Herman Miller’s Living Office

“The most important thing in the room is not the furniture — it’s the people.”

Almost 50 years after the Action Office, Herman Miller embarks on the next big rethinking of the workplace: the Living Office. It is the ultimate twenty-first-century work-in-progress.

“Though in places the old model still prevails, today’s ideal office paradigm could not be more different: fluid rather than fixed, less hierarchical and more egalitarian, and encouraging (mostly) of individuality, creativity, and choice.
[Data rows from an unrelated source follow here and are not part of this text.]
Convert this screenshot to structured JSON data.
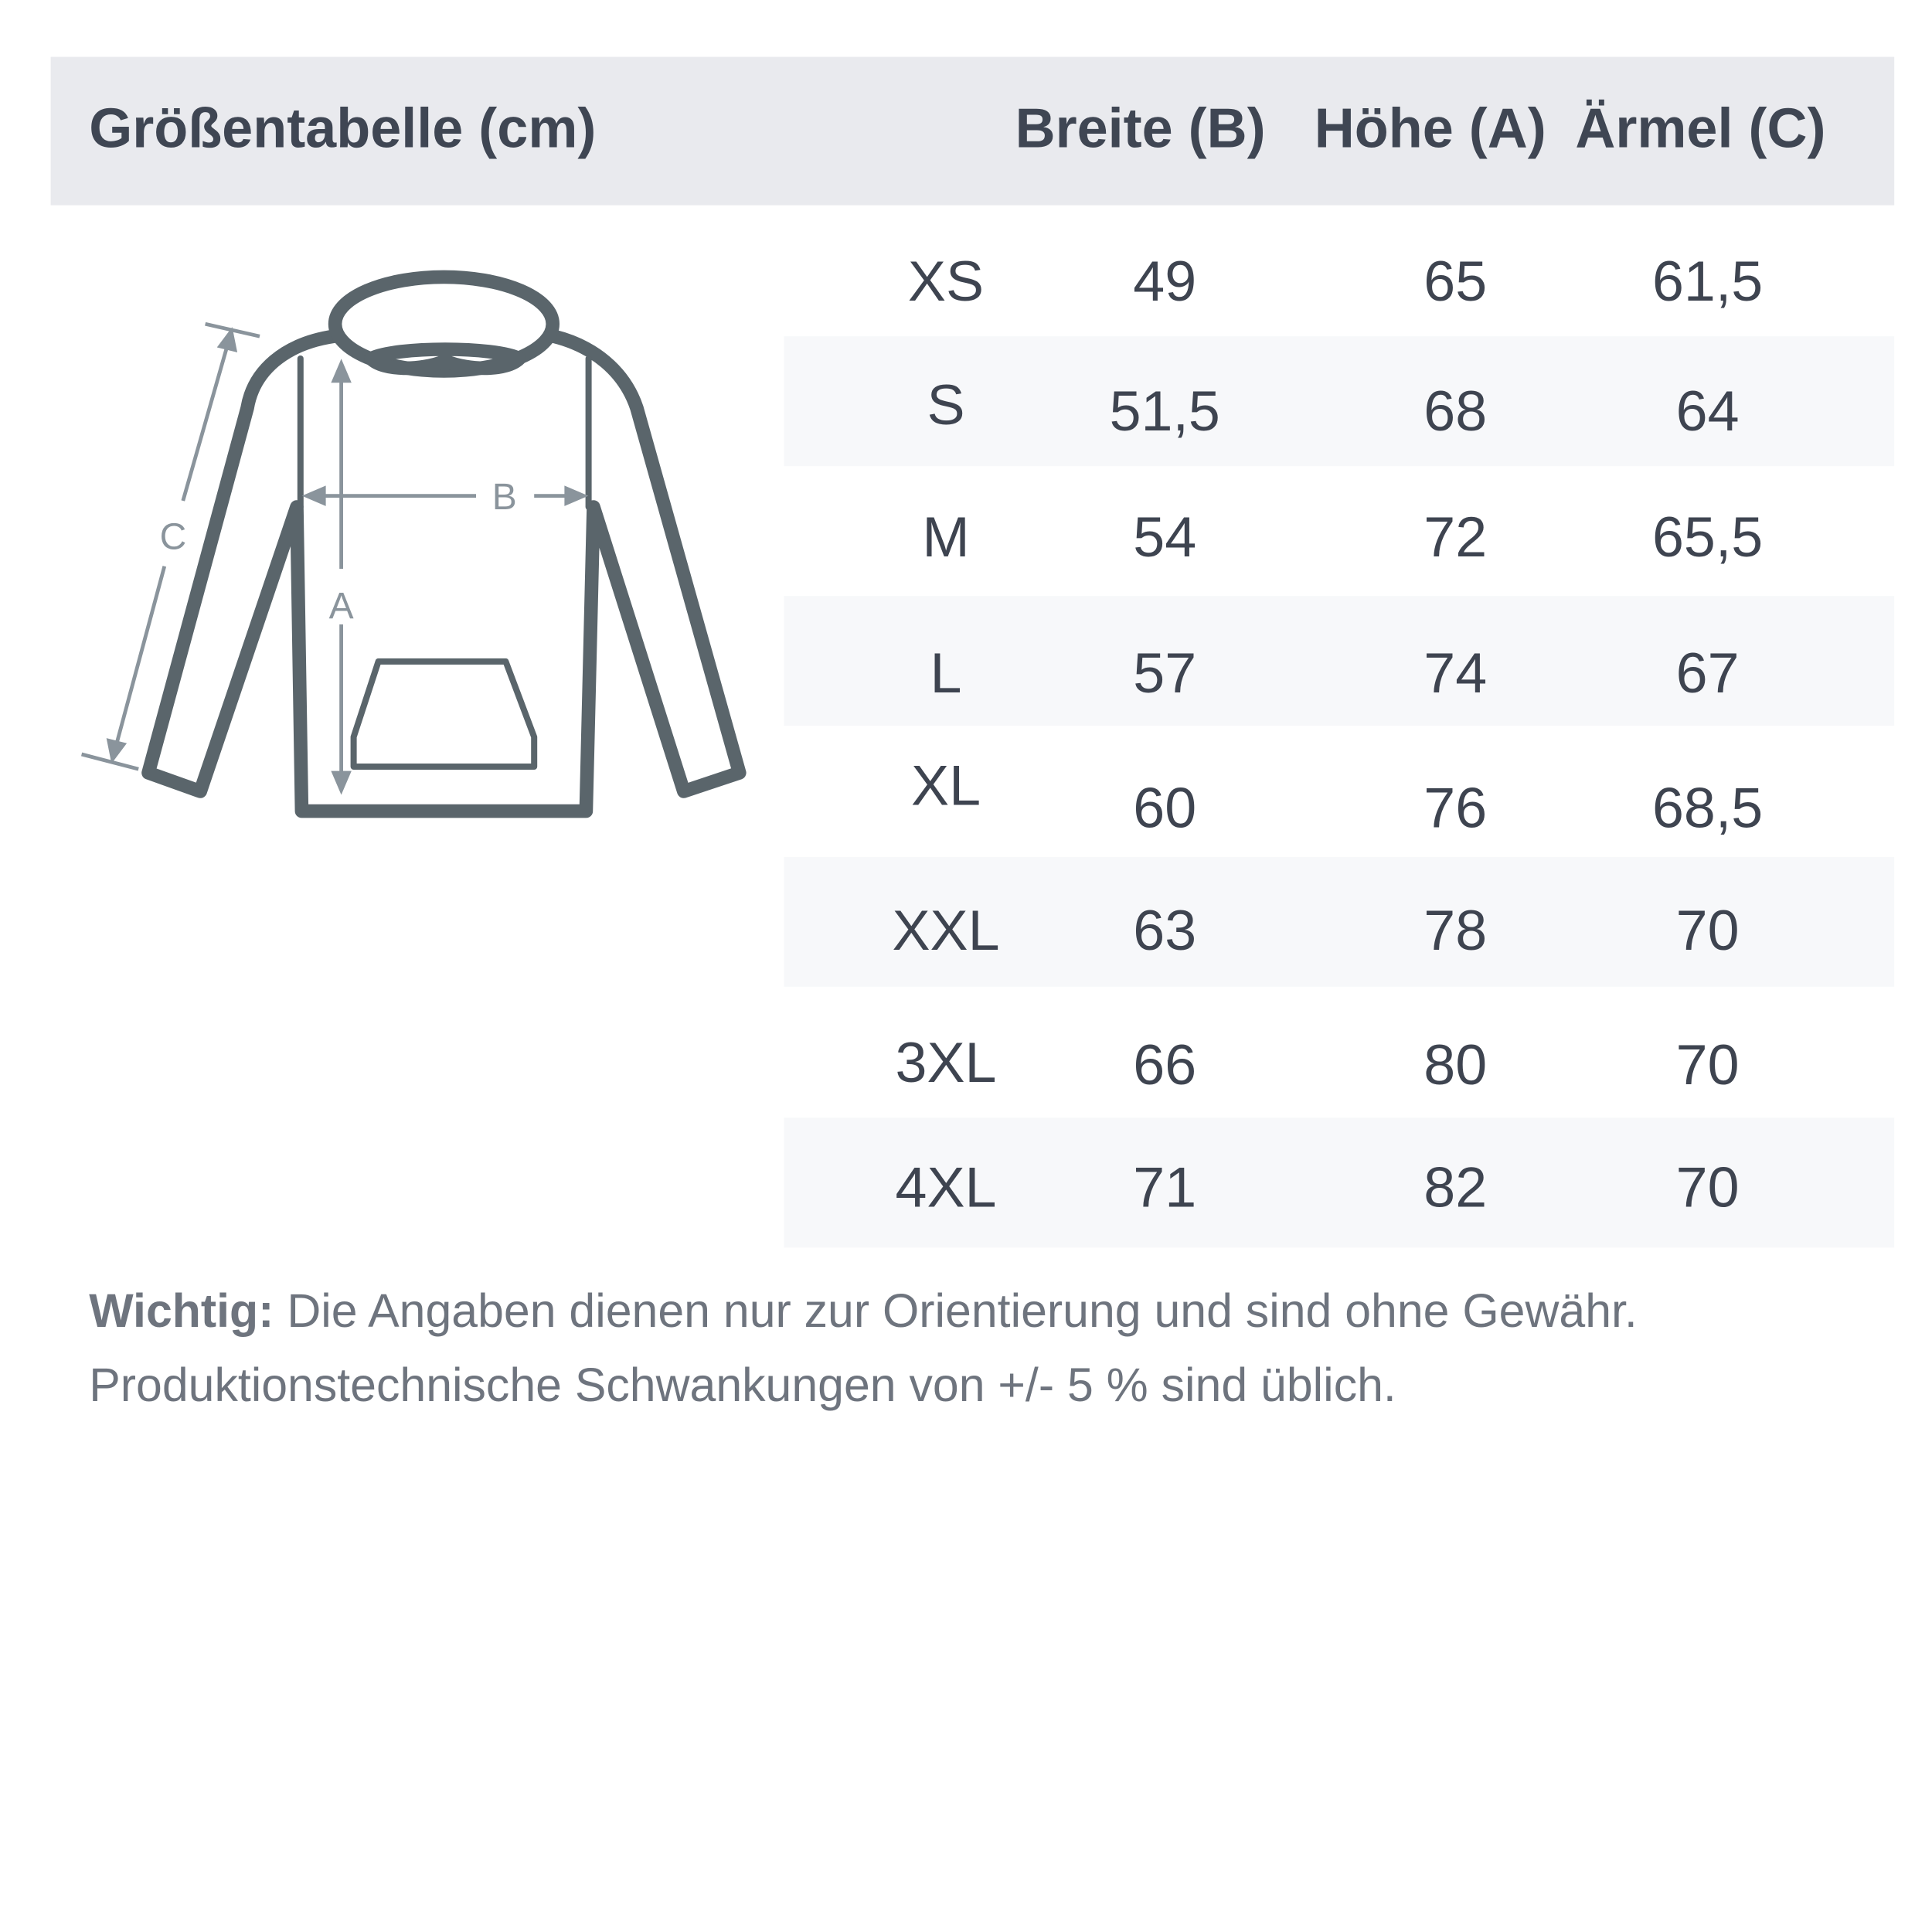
{
  "header": {
    "title": "Größentabelle (cm)",
    "columns": [
      "Breite (B)",
      "Höhe (A)",
      "Ärmel (C)"
    ]
  },
  "diagram": {
    "labels": {
      "a": "A",
      "b": "B",
      "c": "C"
    },
    "stroke_color": "#5a656b",
    "arrow_color": "#8a949c"
  },
  "rows": [
    {
      "size": "XS",
      "b": "49",
      "a": "65",
      "c": "61,5"
    },
    {
      "size": "S",
      "b": "51,5",
      "a": "68",
      "c": "64"
    },
    {
      "size": "M",
      "b": "54",
      "a": "72",
      "c": "65,5"
    },
    {
      "size": "L",
      "b": "57",
      "a": "74",
      "c": "67"
    },
    {
      "size": "XL",
      "b": "60",
      "a": "76",
      "c": "68,5"
    },
    {
      "size": "XXL",
      "b": "63",
      "a": "78",
      "c": "70"
    },
    {
      "size": "3XL",
      "b": "66",
      "a": "80",
      "c": "70"
    },
    {
      "size": "4XL",
      "b": "71",
      "a": "82",
      "c": "70"
    }
  ],
  "note": {
    "bold": "Wichtig:",
    "line1": " Die Angaben dienen nur zur Orientierung und sind ohne Gewähr.",
    "line2": "Produktionstechnische Schwankungen von +/- 5 % sind üblich."
  }
}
A new story requires a new stage, and into this brave new world comes Herman Miller’s Living Office, the initial components of which the Zeeland, Michigan, furniture company is introducing at this year’s edition of NeoCon. The first wave of an anticipated two-year rollout, the Living Office’s first three product portfolios—called PUBLIC Office Landscape, Metaform Portfolio, and Locale, and designed, respectively, by fuseproject, Studio 7.5, and Industrial Facility—represent the company’s carefully considered response, not only to the ways in which a changed business culture has transformed workplace design, but to where our personal aspirations may be headed, and how the office can support them.

It’s a resolutely forward-looking vision. Yet this emphasis on what the company calls “human-centered problem-solving” has been the hallmark of Herman Miller since 1930, when Gilbert Rohde, its first design director, famously declared, “The most important thing in the room is not the furniture—it’s the people.”